Class instances can be hashed

Now, because separate instances of a class are allocated their own locations in memory, they are hashable; even if they contain unhashable values as attributes. And, even if the values of the attributes of the two instances are equivalent.

In [6]:
class Advisor():
    def __init__(self):
        self.val = {'Presidential', 'pardon'}  # Attribute contains unhashable set
        
RogerS = Advisor()   # has set for attribute .val
PaulM = Advisor()  # has same set as above for its attribute .val
modelCitz = set([PaulM, RogerS])  # include the two instances as members of a set
print(type(modelCitz))           # c is indeed a set
print([type(el) for el in modelCitz]) # members of the set are instances of Advisor class
print([type(el.val) for el in modelCitz])  # attributes of member instances are sets
<class 'set'>
[<class '__main__.Advisor'>, <class '__main__.Advisor'>]
[<class 'set'>, <class 'set'>]

We adopted the above definition from Max Bernstein's blog. Also, we can instruct that instances of the class, when called, define themselves as their .val attribute (Bernstein, 2019).

In [7]:
class Advisor():
    def __init__(self):
        self.val = {'Presidential', 'pardon'}
    def __repr__(self):  # method to generate representative code string
        return self.val.__repr__()  # return __repr__ code string for the
                                    # Advisor().val attribute

MichaelF = Advisor()
noHarmDone = set([MichaelF])
noHarmDone
Out[7]:
{{'Presidential', 'pardon'}}

A quick look might suggest that we bypassed set()'s exclusion of mutables here.
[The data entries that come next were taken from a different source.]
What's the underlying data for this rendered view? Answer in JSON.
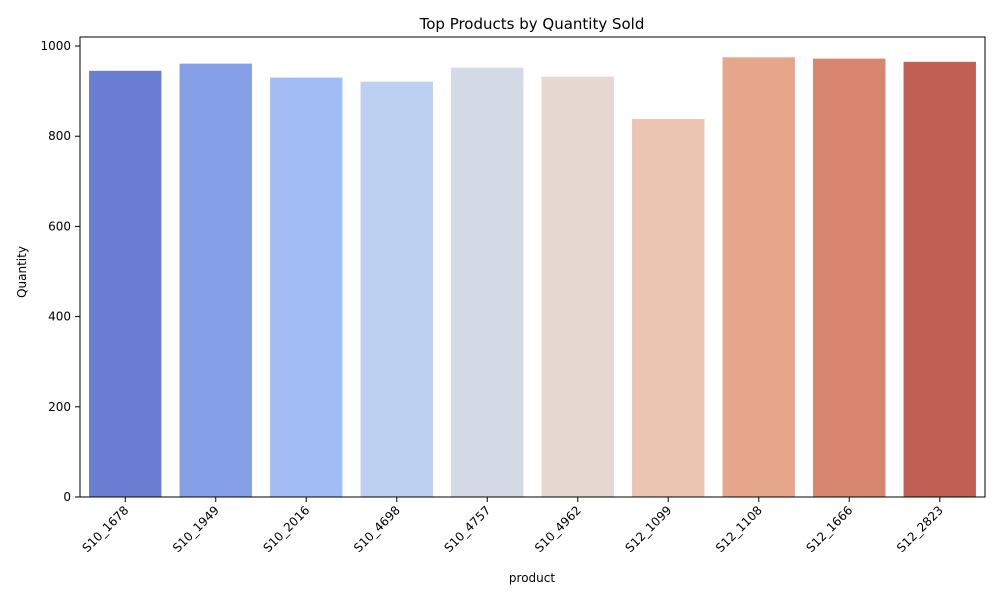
{
  "chart_data": {
    "type": "bar",
    "title": "Top Products by Quantity Sold",
    "xlabel": "product",
    "ylabel": "Quantity",
    "ylim": [
      0,
      1020
    ],
    "yticks": [
      0,
      200,
      400,
      600,
      800,
      1000
    ],
    "grid": false,
    "categories": [
      "S10_1678",
      "S10_1949",
      "S10_2016",
      "S10_4698",
      "S10_4757",
      "S10_4962",
      "S12_1099",
      "S12_1108",
      "S12_1666",
      "S12_2823"
    ],
    "values": [
      945,
      961,
      930,
      921,
      952,
      932,
      838,
      975,
      972,
      965
    ],
    "colors": [
      "#6a7fd4",
      "#849fe6",
      "#a2bcf6",
      "#bdd0f2",
      "#d5dbe6",
      "#e4d8d1",
      "#ebc5b1",
      "#e6a68b",
      "#d8866f",
      "#c15f54"
    ]
  }
}
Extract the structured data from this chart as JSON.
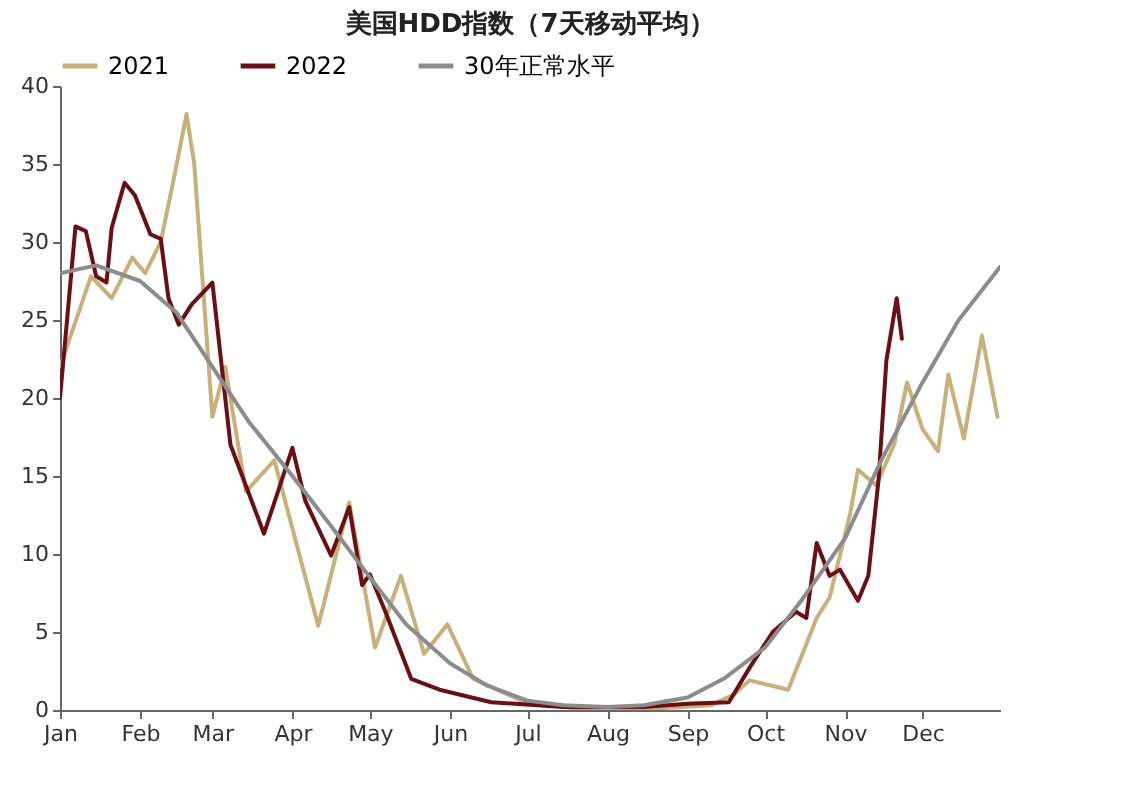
{
  "chart_data": {
    "type": "line",
    "title": "美国HDD指数（7天移动平均）",
    "xlim": [
      "--01-01",
      "--12-31"
    ],
    "xticks": [
      {
        "value": "--01-01",
        "label": "Jan"
      },
      {
        "value": "--02-01",
        "label": "Feb"
      },
      {
        "value": "--03-01",
        "label": "Mar"
      },
      {
        "value": "--04-01",
        "label": "Apr"
      },
      {
        "value": "--05-01",
        "label": "May"
      },
      {
        "value": "--06-01",
        "label": "Jun"
      },
      {
        "value": "--07-01",
        "label": "Jul"
      },
      {
        "value": "--08-01",
        "label": "Aug"
      },
      {
        "value": "--09-01",
        "label": "Sep"
      },
      {
        "value": "--10-01",
        "label": "Oct"
      },
      {
        "value": "--11-01",
        "label": "Nov"
      },
      {
        "value": "--12-01",
        "label": "Dec"
      }
    ],
    "ylim": [
      0,
      40
    ],
    "yticks": [
      0,
      5,
      10,
      15,
      20,
      25,
      30,
      35,
      40
    ],
    "legend": "top",
    "grid": false,
    "series": [
      {
        "name": "2021",
        "color": "#c8b07a",
        "x": [
          "--01-01",
          "--01-13",
          "--01-21",
          "--01-29",
          "--02-03",
          "--02-09",
          "--02-14",
          "--02-19",
          "--02-22",
          "--02-25",
          "--03-01",
          "--03-06",
          "--03-14",
          "--03-25",
          "--04-11",
          "--04-23",
          "--05-03",
          "--05-13",
          "--05-22",
          "--05-31",
          "--06-10",
          "--06-30",
          "--07-20",
          "--08-20",
          "--09-10",
          "--09-19",
          "--09-25",
          "--10-10",
          "--10-21",
          "--10-26",
          "--11-03",
          "--11-06",
          "--11-13",
          "--11-20",
          "--11-25",
          "--12-01",
          "--12-07",
          "--12-11",
          "--12-17",
          "--12-24",
          "--12-30"
        ],
        "values": [
          22,
          27.8,
          26.4,
          29,
          28,
          30,
          34,
          38.2,
          35,
          28,
          18.8,
          22,
          14,
          16,
          5.4,
          13.3,
          4,
          8.6,
          3.6,
          5.5,
          2,
          0.5,
          0.1,
          0.1,
          0.3,
          1,
          1.9,
          1.3,
          5.9,
          7.2,
          12.6,
          15.4,
          14.4,
          17,
          21,
          18,
          16.6,
          21.5,
          17.4,
          24,
          18.8
        ]
      },
      {
        "name": "2022",
        "color": "#6b0f14",
        "x": [
          "--01-01",
          "--01-07",
          "--01-11",
          "--01-15",
          "--01-19",
          "--01-21",
          "--01-26",
          "--01-30",
          "--02-05",
          "--02-09",
          "--02-12",
          "--02-16",
          "--02-21",
          "--03-01",
          "--03-08",
          "--03-21",
          "--04-01",
          "--04-06",
          "--04-16",
          "--04-23",
          "--04-28",
          "--05-01",
          "--05-07",
          "--05-17",
          "--05-28",
          "--06-17",
          "--07-15",
          "--08-15",
          "--09-01",
          "--09-17",
          "--09-25",
          "--10-04",
          "--10-13",
          "--10-17",
          "--10-21",
          "--10-26",
          "--10-30",
          "--11-06",
          "--11-10",
          "--11-14",
          "--11-17",
          "--11-21",
          "--11-23"
        ],
        "values": [
          20,
          31,
          30.7,
          27.8,
          27.4,
          30.9,
          33.8,
          33,
          30.5,
          30.2,
          26.4,
          24.7,
          26,
          27.4,
          17,
          11.3,
          16.8,
          13.4,
          9.9,
          13,
          8,
          8.7,
          6.3,
          2,
          1.3,
          0.5,
          0.2,
          0.2,
          0.4,
          0.5,
          2.7,
          5,
          6.3,
          5.9,
          10.7,
          8.6,
          9,
          7,
          8.6,
          14.8,
          22.4,
          26.4,
          23.8
        ]
      },
      {
        "name": "30年正常水平",
        "color": "#8c8c8c",
        "x": [
          "--01-01",
          "--01-15",
          "--02-01",
          "--02-15",
          "--03-01",
          "--03-15",
          "--04-01",
          "--04-15",
          "--05-01",
          "--05-15",
          "--06-01",
          "--06-15",
          "--07-01",
          "--07-15",
          "--08-01",
          "--08-15",
          "--09-01",
          "--09-15",
          "--10-01",
          "--10-15",
          "--11-01",
          "--11-15",
          "--12-01",
          "--12-15",
          "--12-31"
        ],
        "values": [
          28,
          28.5,
          27.5,
          25.5,
          22,
          18.5,
          15,
          12,
          8.5,
          5.5,
          3,
          1.6,
          0.6,
          0.3,
          0.2,
          0.3,
          0.8,
          2,
          4,
          7,
          11,
          16,
          21,
          25,
          28.4
        ]
      }
    ]
  }
}
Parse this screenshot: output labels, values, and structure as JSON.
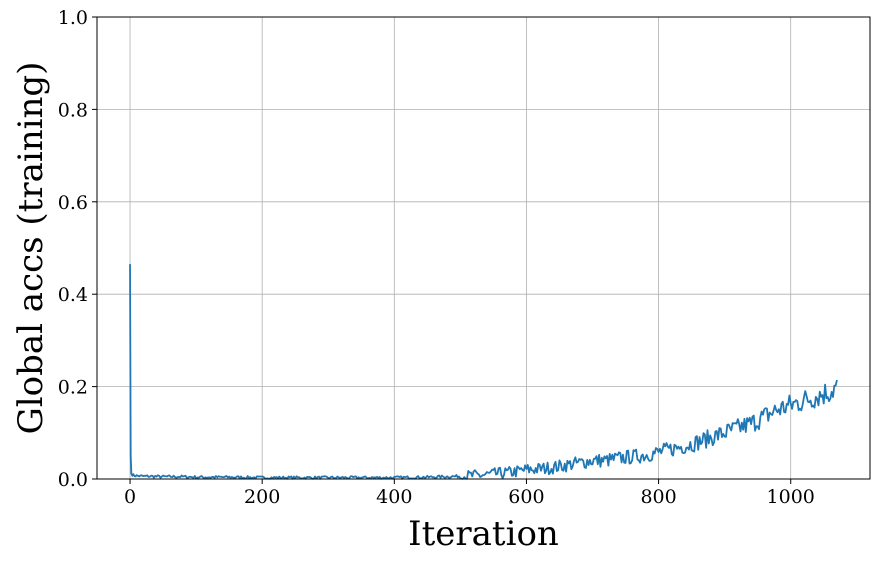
{
  "chart_data": {
    "type": "line",
    "title": "",
    "xlabel": "Iteration",
    "ylabel": "Global accs (training)",
    "xlim": [
      -50,
      1120
    ],
    "ylim": [
      0.0,
      1.0
    ],
    "grid": true,
    "x_ticks": [
      0,
      200,
      400,
      600,
      800,
      1000
    ],
    "x_tick_labels": [
      "0",
      "200",
      "400",
      "600",
      "800",
      "1000"
    ],
    "y_ticks": [
      0.0,
      0.2,
      0.4,
      0.6,
      0.8,
      1.0
    ],
    "y_tick_labels": [
      "0.0",
      "0.2",
      "0.4",
      "0.6",
      "0.8",
      "1.0"
    ],
    "series": [
      {
        "color": "#1f77b4",
        "x": [
          0,
          1,
          2,
          5,
          10,
          20,
          30,
          50,
          80,
          100,
          150,
          200,
          250,
          300,
          350,
          400,
          450,
          500,
          530,
          560,
          580,
          600,
          620,
          640,
          660,
          680,
          700,
          720,
          740,
          760,
          780,
          800,
          820,
          840,
          860,
          880,
          900,
          920,
          940,
          960,
          980,
          1000,
          1020,
          1040,
          1060,
          1070
        ],
        "y": [
          0.465,
          0.05,
          0.012,
          0.008,
          0.007,
          0.006,
          0.006,
          0.005,
          0.005,
          0.004,
          0.004,
          0.003,
          0.003,
          0.003,
          0.003,
          0.003,
          0.004,
          0.006,
          0.008,
          0.012,
          0.015,
          0.02,
          0.022,
          0.025,
          0.03,
          0.035,
          0.04,
          0.04,
          0.045,
          0.048,
          0.052,
          0.058,
          0.065,
          0.072,
          0.08,
          0.09,
          0.1,
          0.11,
          0.12,
          0.135,
          0.15,
          0.16,
          0.17,
          0.18,
          0.19,
          0.2
        ]
      }
    ]
  }
}
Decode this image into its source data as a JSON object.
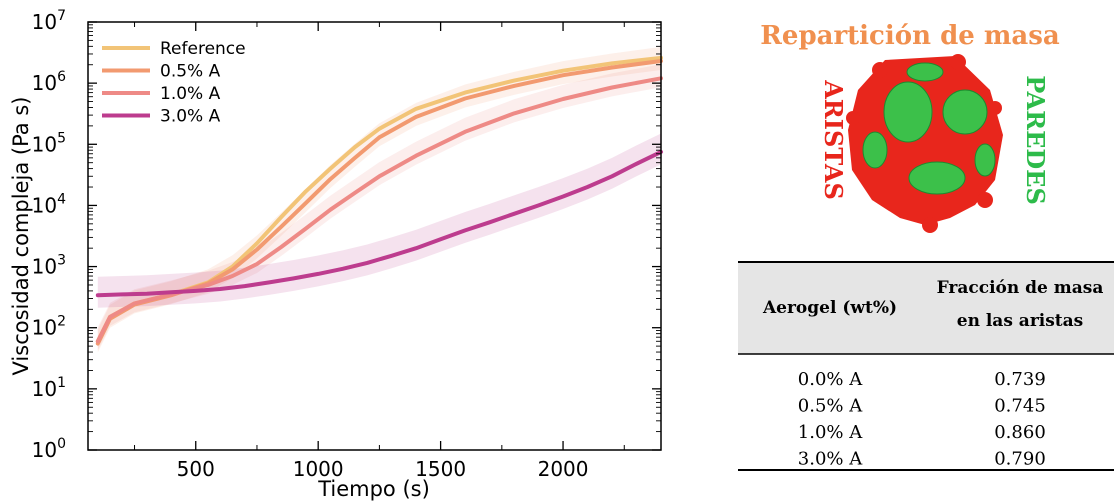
{
  "chart_data": {
    "type": "line",
    "title": "",
    "xlabel": "Tiempo (s)",
    "ylabel": "Viscosidad compleja (Pa s)",
    "xlim": [
      60,
      2400
    ],
    "ylim_log10": [
      0,
      7
    ],
    "y_scale": "log",
    "x_ticks": [
      500,
      1000,
      1500,
      2000
    ],
    "x_tick_labels": [
      "500",
      "1000",
      "1500",
      "2000"
    ],
    "y_tick_exponents": [
      0,
      1,
      2,
      3,
      4,
      5,
      6,
      7
    ],
    "y_tick_base": "10",
    "legend_position": "top-left",
    "series": [
      {
        "name": "Reference",
        "color": "#f2c477",
        "x": [
          100,
          150,
          250,
          400,
          550,
          650,
          750,
          850,
          950,
          1050,
          1150,
          1250,
          1400,
          1600,
          1800,
          2000,
          2200,
          2400
        ],
        "y": [
          60,
          150,
          250,
          350,
          550,
          1000,
          2400,
          6500,
          17000,
          40000,
          90000,
          180000,
          380000,
          700000,
          1100000,
          1600000,
          2100000,
          2600000
        ]
      },
      {
        "name": "0.5% A",
        "color": "#f29a70",
        "x": [
          100,
          150,
          250,
          400,
          550,
          650,
          750,
          850,
          950,
          1050,
          1150,
          1250,
          1400,
          1600,
          1800,
          2000,
          2200,
          2400
        ],
        "y": [
          55,
          140,
          240,
          340,
          530,
          900,
          1900,
          4500,
          11000,
          27000,
          60000,
          130000,
          280000,
          560000,
          900000,
          1350000,
          1800000,
          2300000
        ]
      },
      {
        "name": "1.0% A",
        "color": "#ee8a86",
        "x": [
          100,
          150,
          250,
          400,
          550,
          650,
          750,
          850,
          950,
          1050,
          1150,
          1250,
          1400,
          1600,
          1800,
          2000,
          2200,
          2400
        ],
        "y": [
          60,
          150,
          250,
          350,
          500,
          700,
          1100,
          2100,
          4200,
          8500,
          16000,
          30000,
          65000,
          160000,
          320000,
          550000,
          850000,
          1200000
        ]
      },
      {
        "name": "3.0% A",
        "color": "#bd3c8e",
        "x": [
          100,
          200,
          300,
          400,
          500,
          600,
          700,
          800,
          900,
          1000,
          1100,
          1200,
          1300,
          1400,
          1500,
          1600,
          1700,
          1800,
          1900,
          2000,
          2100,
          2200,
          2300,
          2400
        ],
        "y": [
          340,
          350,
          360,
          380,
          400,
          430,
          480,
          550,
          640,
          760,
          920,
          1150,
          1500,
          2000,
          2800,
          3900,
          5300,
          7300,
          10000,
          14000,
          20000,
          30000,
          48000,
          75000
        ]
      }
    ]
  },
  "right_panel": {
    "title": "Repartición de masa",
    "title_color": "#f0904f",
    "left_label": "ARISTAS",
    "left_label_color": "#e8261c",
    "right_label": "PAREDES",
    "right_label_color": "#2dbb4a",
    "cell_edge_color": "#e8261c",
    "cell_wall_color": "#3cc04a",
    "table": {
      "header": [
        "Aerogel (wt%)",
        "Fracción de masa",
        "en las aristas"
      ],
      "header_bg": "#e5e5e5",
      "rows": [
        [
          "0.0% A",
          "0.739"
        ],
        [
          "0.5% A",
          "0.745"
        ],
        [
          "1.0% A",
          "0.860"
        ],
        [
          "3.0% A",
          "0.790"
        ]
      ]
    }
  }
}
But don't be fooled. While we have the appearance of having a set object contained within another set object, what we actually have is a set that contains a hash to an instance of Advisor() that has a set as an attribute.

In [8]:
print(type(noHarmDone))  # Notice that set()'s lack of indexing
print(type(list(noHarmDone)[0]))  # methods can be a bit 
print(type(list(noHarmDone)[0].val))  # of a pain..!
<class 'set'>
<class '__main__.Advisor'>
<class 'set'>

Why define a new class?

The skeptical Python programmer at this stage is likely asking her/his/them-self: "why don't you just use a list object rather than defining a whole 'nother class for cryin' out loud!?!" Number 1, lists are not hashable; for our power set generation routines to come, we require a container that is. Number 2, lists permit duplicate entries; enforcing member uniqueness would require more coding. Finally, number 3, lists preserve element ordering; while not a deal-breaker for our purposes, lists do not mathematically qualify as sets for this reason and others.

Plan for part two

In part two, we'll define a new class, ModSet(), that will behave much like Python's set() class, but with an added set-valued attribute. Our ModSet() class will employ the same approach just demonstrated above: use of a hashable class instance to contain unhashable set objects. With these container instances themselves eligible for membership in a super-set() object. Use of ModSet objects will allow us to form an all-encompassing power set that--indirectly--has sub-set() instances as members. More than a cosmetic device, defining a set container class in this way will allow the power set of a given set object to be generated using Binary Mask and Recursion-based algorithms later on in part three.

Sources (part 1)

1. Bernstein, M., Recursive Python Objects, https://bernsteinbear.com/blog. 2019.

1While the writing this series, we learned of other recursive algorithms for generating the power set. In a future post, we will investigate and implement one of these, that, unlike above, does not produce subset duplicates in the process.